Reports This Month
One Big Thing
The FIFA World Cup is fully underway in Qatar, and thanks to countless goals and surprise upsets, it’s fair to say this edition is living up to the tournament’s epic reputation.
Some of the excitement has been generated from the increasing presence of legal gambling.
- According to betting intelligence firm H2 Gambling Capital, an average $400 million has been staked worldwide on each group match played in Qatar. It predicts wagers of over $1 billion per knockout game and up to $2.5 billion for the final.
- Barclays claims $35 billion will be wagered on the 2022 FIFA World Cup — an increase of 65% from the previous edition.
With the knockout round upon us, Qatar 2022 has already uncovered new challenges and lessons for the diverse stakeholders in sports betting.
We talked with Harry von Behr, U.S. Managing Director at Spotlight Sports Group, for insight into the most relevant betting trends through the World Cup.
The American Effect
In contrast to the 2018 edition — where sports betting was legal in only three U.S. states, and the USMNT squad didn’t even qualify — American soccer fans can bet legally in 32 states, and the excitement is clear:
- The American Gaming Association claim 20.5 million American adults (8% of the population) plan to place at least one wager on the World Cup.
- World Cup wagers could reach a total of $1.8 billion in the U.S. — making it the biggest soccer betting event in U.S. history.
That figure pales in comparison to the $8 billion wagered on the Super Bowl and $3 billion on NCAA basketball’s March Madness, but the World Cup is nevertheless rising as a lead magnet, customer acquisition, and fan engagement event for American sportsbooks.
But even with new entrants in the space and the uptick in organic interest in the U.S. betting market, some obstacles still exist to maximizing growth.
Suboptimal Betting Time
The times at which the matches take place impact regions differently. The time difference between Qatar and the U.S. — up to 11 hours ahead of the Pacific time zone — presented a disadvantage for American bookies, cutting viewership numbers and volume of bets placed before and during the matches.

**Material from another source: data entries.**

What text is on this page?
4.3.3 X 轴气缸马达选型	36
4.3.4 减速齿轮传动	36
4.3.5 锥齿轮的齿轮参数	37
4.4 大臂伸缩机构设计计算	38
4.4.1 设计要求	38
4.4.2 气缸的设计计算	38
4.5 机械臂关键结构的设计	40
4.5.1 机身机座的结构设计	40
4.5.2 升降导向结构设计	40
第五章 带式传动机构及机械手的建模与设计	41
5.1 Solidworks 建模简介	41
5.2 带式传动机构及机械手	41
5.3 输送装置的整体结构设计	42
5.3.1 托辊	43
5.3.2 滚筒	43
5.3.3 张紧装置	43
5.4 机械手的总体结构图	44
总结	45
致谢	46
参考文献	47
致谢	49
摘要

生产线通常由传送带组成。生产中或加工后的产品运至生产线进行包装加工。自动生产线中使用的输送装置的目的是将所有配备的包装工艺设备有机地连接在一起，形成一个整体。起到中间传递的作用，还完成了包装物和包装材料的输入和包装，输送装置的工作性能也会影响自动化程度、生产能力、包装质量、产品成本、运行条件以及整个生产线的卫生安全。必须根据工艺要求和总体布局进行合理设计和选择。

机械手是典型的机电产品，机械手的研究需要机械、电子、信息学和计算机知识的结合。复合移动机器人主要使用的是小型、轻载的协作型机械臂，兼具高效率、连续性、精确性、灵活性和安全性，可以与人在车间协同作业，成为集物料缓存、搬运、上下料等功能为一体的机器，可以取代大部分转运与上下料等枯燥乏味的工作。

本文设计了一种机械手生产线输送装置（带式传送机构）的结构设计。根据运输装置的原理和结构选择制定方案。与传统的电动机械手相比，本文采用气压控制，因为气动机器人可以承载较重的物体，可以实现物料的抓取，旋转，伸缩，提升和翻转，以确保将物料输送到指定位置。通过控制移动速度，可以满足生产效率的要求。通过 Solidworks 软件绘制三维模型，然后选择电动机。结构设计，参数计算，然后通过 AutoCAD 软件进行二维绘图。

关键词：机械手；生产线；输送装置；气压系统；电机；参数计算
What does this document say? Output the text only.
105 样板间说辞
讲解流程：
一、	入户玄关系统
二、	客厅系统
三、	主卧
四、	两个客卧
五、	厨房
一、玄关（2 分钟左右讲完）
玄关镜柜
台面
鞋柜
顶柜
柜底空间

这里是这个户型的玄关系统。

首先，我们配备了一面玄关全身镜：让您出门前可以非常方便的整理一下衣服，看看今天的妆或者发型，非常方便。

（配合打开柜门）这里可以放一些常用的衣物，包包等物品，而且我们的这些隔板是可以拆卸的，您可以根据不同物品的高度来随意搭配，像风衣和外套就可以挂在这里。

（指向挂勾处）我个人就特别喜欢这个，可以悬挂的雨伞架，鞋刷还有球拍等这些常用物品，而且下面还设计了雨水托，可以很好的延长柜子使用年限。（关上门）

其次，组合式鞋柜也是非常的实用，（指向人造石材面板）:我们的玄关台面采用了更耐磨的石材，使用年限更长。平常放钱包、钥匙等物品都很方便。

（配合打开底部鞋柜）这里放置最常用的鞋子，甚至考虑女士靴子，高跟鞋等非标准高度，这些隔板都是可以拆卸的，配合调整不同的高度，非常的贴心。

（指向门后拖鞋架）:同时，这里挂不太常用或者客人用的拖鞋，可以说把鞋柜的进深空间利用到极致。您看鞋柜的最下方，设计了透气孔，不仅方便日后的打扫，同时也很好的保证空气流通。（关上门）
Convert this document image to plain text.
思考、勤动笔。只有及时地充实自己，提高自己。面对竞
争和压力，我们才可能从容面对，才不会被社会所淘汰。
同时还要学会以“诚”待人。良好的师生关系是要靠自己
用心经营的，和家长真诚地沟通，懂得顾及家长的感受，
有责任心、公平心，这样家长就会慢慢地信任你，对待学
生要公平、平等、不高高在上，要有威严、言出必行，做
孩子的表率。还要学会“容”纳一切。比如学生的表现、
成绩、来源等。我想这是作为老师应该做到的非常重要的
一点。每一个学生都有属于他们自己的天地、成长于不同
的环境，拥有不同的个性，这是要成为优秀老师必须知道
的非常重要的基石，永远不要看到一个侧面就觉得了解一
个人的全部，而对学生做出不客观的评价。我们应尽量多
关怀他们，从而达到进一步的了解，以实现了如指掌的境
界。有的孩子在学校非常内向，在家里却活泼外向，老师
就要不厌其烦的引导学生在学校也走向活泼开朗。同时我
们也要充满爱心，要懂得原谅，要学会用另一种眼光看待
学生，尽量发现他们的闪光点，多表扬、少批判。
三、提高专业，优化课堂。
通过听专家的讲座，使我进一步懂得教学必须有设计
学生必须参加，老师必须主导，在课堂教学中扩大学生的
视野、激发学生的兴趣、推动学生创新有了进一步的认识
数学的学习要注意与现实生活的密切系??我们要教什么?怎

But as the saying goes, one man’s trash is another man’s treasure.
While games are being played in the morning and early noon in America, they’re primetime for European and Asian markets.
To generate similar demand at suboptimal game times, American sportsbooks would have to spend more on advertising, resulting in higher marketing and customer acquisition budgets, raised costs, and lower profitability margins.
Yet, time and location aren’t the only things that disadvantage American bookies.
Like summer sunblock sales or umbrella demand for the rainy season, the demand for sports wagers goes through cycles. In the U.S., football bets rise gradually from August through February and wagers on college basketball peak during March Madness.
“Betting providers with lower offseason demand tend to tap other sports or competitions.
Most sports leagues take a break during the summer, so a traditional June-July World Cup would be a great filler for that downtime — but not this year,” said von Behr.
This edition is happening in the winter to avoid the extreme temperatures that Qatar reaches during the summer, disrupting American sports betting seasonality.
In Europe, soccer is the most popular sport for wagering, and since most leagues took a break from the action, the World Cup stands alone as the best alternative for European bettors.
In the U.S., the NFL and NBA — two of the most popular sports to wager in the U.S. — are still playing and taking significant market share within the type of sports American bettors currently make.
Qatar’s tournament seasonality might provide a temporary uptick in betting volume, but the potential for continuity and momentum will not be as strong as what we’ll see during the 2026 World Cup edition in North America.
Preferences and Familiarity
Americans tend to bet on USMNT games, and the further the USMNT squad makes it into the tournament, the bigger the handles and revenue potential for American sportsbooks.
Regular bettors also have preferred sports. According to a report from the Colorado Sports Betting Proceeds, soccer is only the sixth-most popular sport to bet on in the U.S. — even behind tennis.
In September 2022, Colorado Sports Betting saw wagers in soccer amount to $16 million — a minimal amount compared to the $145 million from professional football, $52 million from NCAA football, and $21 million from basketball.
“Essentially, even if the World Cup is widely popular, the American sports bettor is not a particular soccer bettor,” explained von Behr.
A larger number of alternatives to wager for the American bettor will reallocate capital that could’ve been placed on bets for the World Cup, reducing overall bet volume growth for American sportsbooks.
Due to the popularity and massive viewership numbers of the World Cup, there are countless opportunities to engage with millions of fans, find preferences, and understand the factors that shape different betting behaviors.
The match between the USA and England drew 15.4 million viewers. It was the most-watched men’s soccer match on English-language American television.
With the right approach to overcome the diverse obstacles, sportsbooks can use this national spike in interest to draw more people into their business and push the growth of sports gambling.